3. As a developer (and I imagine any QA engineer with decent programming skills), I find writing complex tests to be a chore in Robot. I'm not a fan of its text files, find IDE support to be lacking (w/ the exception of the RIDE framework, which crashed for me enough to abandon it - perhaps it has improved). "For" loops and conditionals are awkward, and finally writing keyword libraries in Robot as text files (and not Python/Java) makes them difficult to use with Python and Java keyword libraries w/o knowing a lot about the framework. For these reasons, I have often questioned the value of Robot Framework (which ends up being a pseudo programming language as soon as any degree of complexity is introduced) over something like nose (
https://nose.readthedocs.org/en/latest/), where I can write simple Python, which will also generate decent reports and allows layered test setups.
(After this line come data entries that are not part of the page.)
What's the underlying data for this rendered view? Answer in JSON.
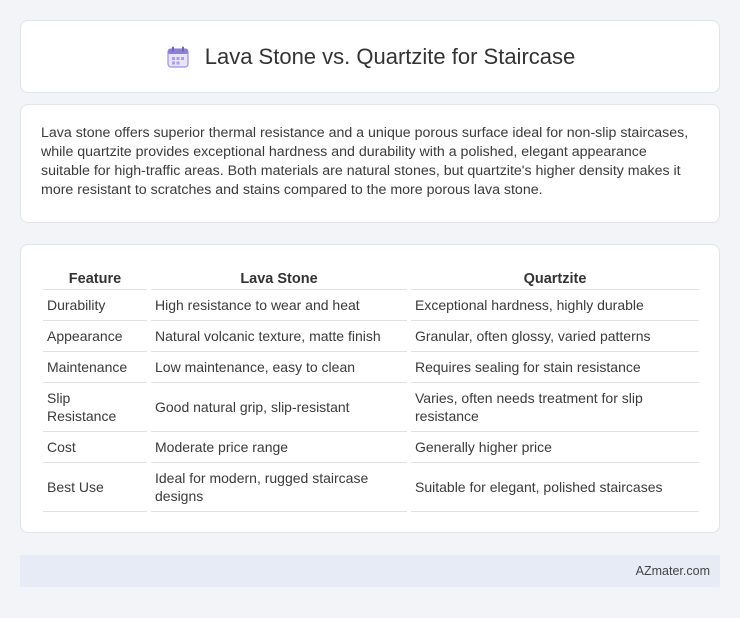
{
  "header": {
    "title": "Lava Stone vs. Quartzite for Staircase",
    "icon": "calendar-icon"
  },
  "intro": {
    "text": "Lava stone offers superior thermal resistance and a unique porous surface ideal for non-slip staircases, while quartzite provides exceptional hardness and durability with a polished, elegant appearance suitable for high-traffic areas. Both materials are natural stones, but quartzite's higher density makes it more resistant to scratches and stains compared to the more porous lava stone."
  },
  "table": {
    "headers": [
      "Feature",
      "Lava Stone",
      "Quartzite"
    ],
    "rows": [
      [
        "Durability",
        "High resistance to wear and heat",
        "Exceptional hardness, highly durable"
      ],
      [
        "Appearance",
        "Natural volcanic texture, matte finish",
        "Granular, often glossy, varied patterns"
      ],
      [
        "Maintenance",
        "Low maintenance, easy to clean",
        "Requires sealing for stain resistance"
      ],
      [
        "Slip Resistance",
        "Good natural grip, slip-resistant",
        "Varies, often needs treatment for slip resistance"
      ],
      [
        "Cost",
        "Moderate price range",
        "Generally higher price"
      ],
      [
        "Best Use",
        "Ideal for modern, rugged staircase designs",
        "Suitable for elegant, polished staircases"
      ]
    ]
  },
  "footer": {
    "text": "AZmater.com"
  },
  "colors": {
    "background": "#f3f4f8",
    "card": "#ffffff",
    "footer_bar": "#e6ebf5",
    "icon_accent": "#8b7fd6"
  }
}
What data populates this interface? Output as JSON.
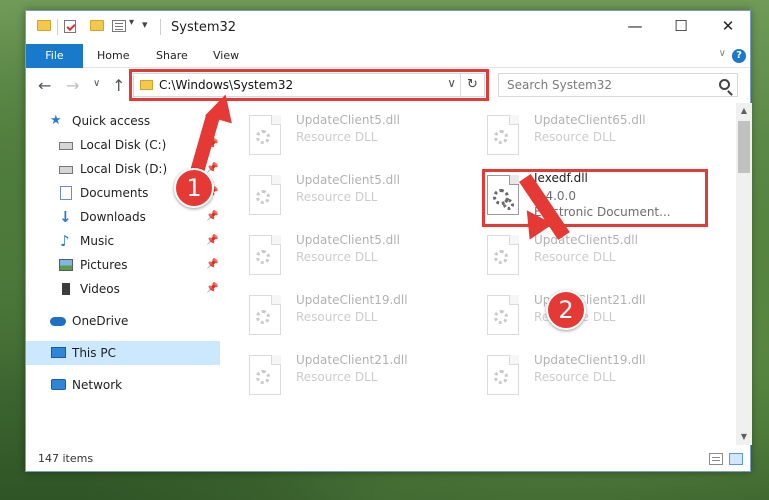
{
  "window": {
    "title": "System32",
    "minimize": "—",
    "maximize": "☐",
    "close": "✕"
  },
  "ribbon": {
    "tabs": [
      "File",
      "Home",
      "Share",
      "View"
    ],
    "collapse": "∨",
    "help": "?"
  },
  "nav": {
    "back": "←",
    "forward": "→",
    "recent": "∨",
    "up": "↑",
    "address": "C:\\Windows\\System32",
    "address_dropdown": "∨",
    "refresh": "↻",
    "search_placeholder": "Search System32"
  },
  "sidebar": {
    "items": [
      {
        "label": "Quick access",
        "icon": "star-icon",
        "pinned": false
      },
      {
        "label": "Local Disk (C:)",
        "icon": "drive-icon",
        "pinned": true
      },
      {
        "label": "Local Disk (D:)",
        "icon": "drive-icon",
        "pinned": true
      },
      {
        "label": "Documents",
        "icon": "documents-icon",
        "pinned": true
      },
      {
        "label": "Downloads",
        "icon": "download-icon",
        "pinned": true
      },
      {
        "label": "Music",
        "icon": "music-icon",
        "pinned": true
      },
      {
        "label": "Pictures",
        "icon": "pictures-icon",
        "pinned": true
      },
      {
        "label": "Videos",
        "icon": "videos-icon",
        "pinned": true
      },
      {
        "label": "OneDrive",
        "icon": "cloud-icon",
        "pinned": false
      },
      {
        "label": "This PC",
        "icon": "computer-icon",
        "pinned": false,
        "selected": true
      },
      {
        "label": "Network",
        "icon": "network-icon",
        "pinned": false
      }
    ],
    "pin_glyph": "📌"
  },
  "files": {
    "left": [
      {
        "name": "UpdateClient5.dll",
        "type": "Resource DLL"
      },
      {
        "name": "UpdateClient5.dll",
        "type": "Resource DLL"
      },
      {
        "name": "UpdateClient5.dll",
        "type": "Resource DLL"
      },
      {
        "name": "UpdateClient19.dll",
        "type": "Resource DLL"
      },
      {
        "name": "UpdateClient21.dll",
        "type": "Resource DLL"
      }
    ],
    "right": [
      {
        "name": "UpdateClient65.dll",
        "type": "Resource DLL"
      },
      {
        "name": "UpdateClient5.dll",
        "type": "Resource DLL"
      },
      {
        "name": "UpdateClient21.dll",
        "type": "Resource DLL"
      },
      {
        "name": "UpdateClient19.dll",
        "type": "Resource DLL"
      }
    ],
    "highlighted": {
      "name": "Iexedf.dll",
      "version": "7.4.0.0",
      "description": "Electronic Document..."
    }
  },
  "status": {
    "count": "147 items"
  },
  "callouts": {
    "one": "1",
    "two": "2"
  },
  "colors": {
    "accent": "#1979ca",
    "highlight_red": "#e53935",
    "selected_bg": "#cce8ff"
  }
}
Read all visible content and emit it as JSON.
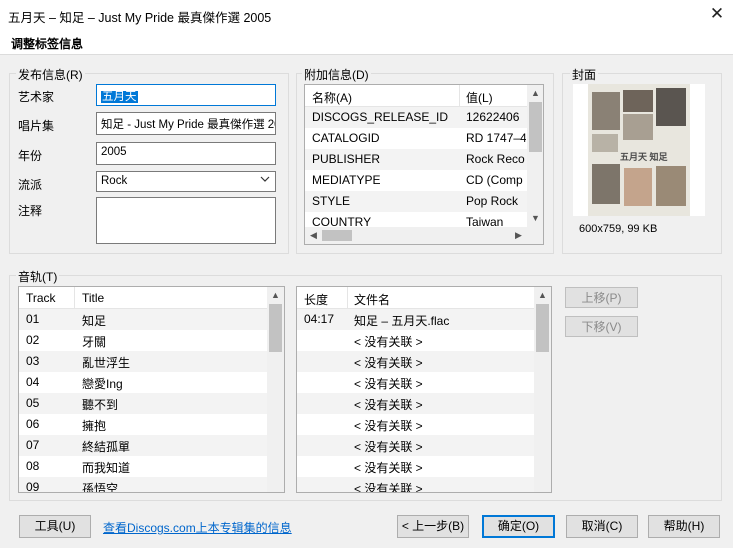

For this reason, we started bringing most or all of our keywords into Python code exclusively, but then lost the capability to write Gherkin-like Given/When/Then tests (
http://blog.codecentric.de/en/2009/11/givenwhenthen-and-example-tables-using-the-robot-framework/) w/o using .txt files. In Cucumber, this is just an annotation over a Python function. Also, Robot's support for the Gherkin-like syntax is extremely limited; I often hit brick walls. Cucumber's use of regular expressions to translate between a natural language like English and any programming language is key.
4. Cucumber is intended for Acceptance testing only. While the line between high level business acceptance testing and lower level integration testing can be blurred, figuring out how to express lower level integration tests as Cucumber tests is challenging and time-consuming (so sometimes worthwhile, for the same reasons T.D.D. helps developers, by forcing you to think through what you're actually building). Cucumber shines at allowing feature discovery through communication and automated testing of those discovered features into the future. Your tests become documentation at the highest business value. I would argue that it is not the right choice for highly data-driven/bounds testing, as the more you test at this level, the less readable and interesting its resulting documentation will be for your stakeholders and new engineers coming on to a project.
I am working on our automation 2.0 vision at our company, and am hoping to write Python domain classes to encapsulate our business domain (and sub-domains, such as infrastructure), which we can then use in either Robot or nose for our integration tests, and Cucumber-JVM for our higher level acceptance tests.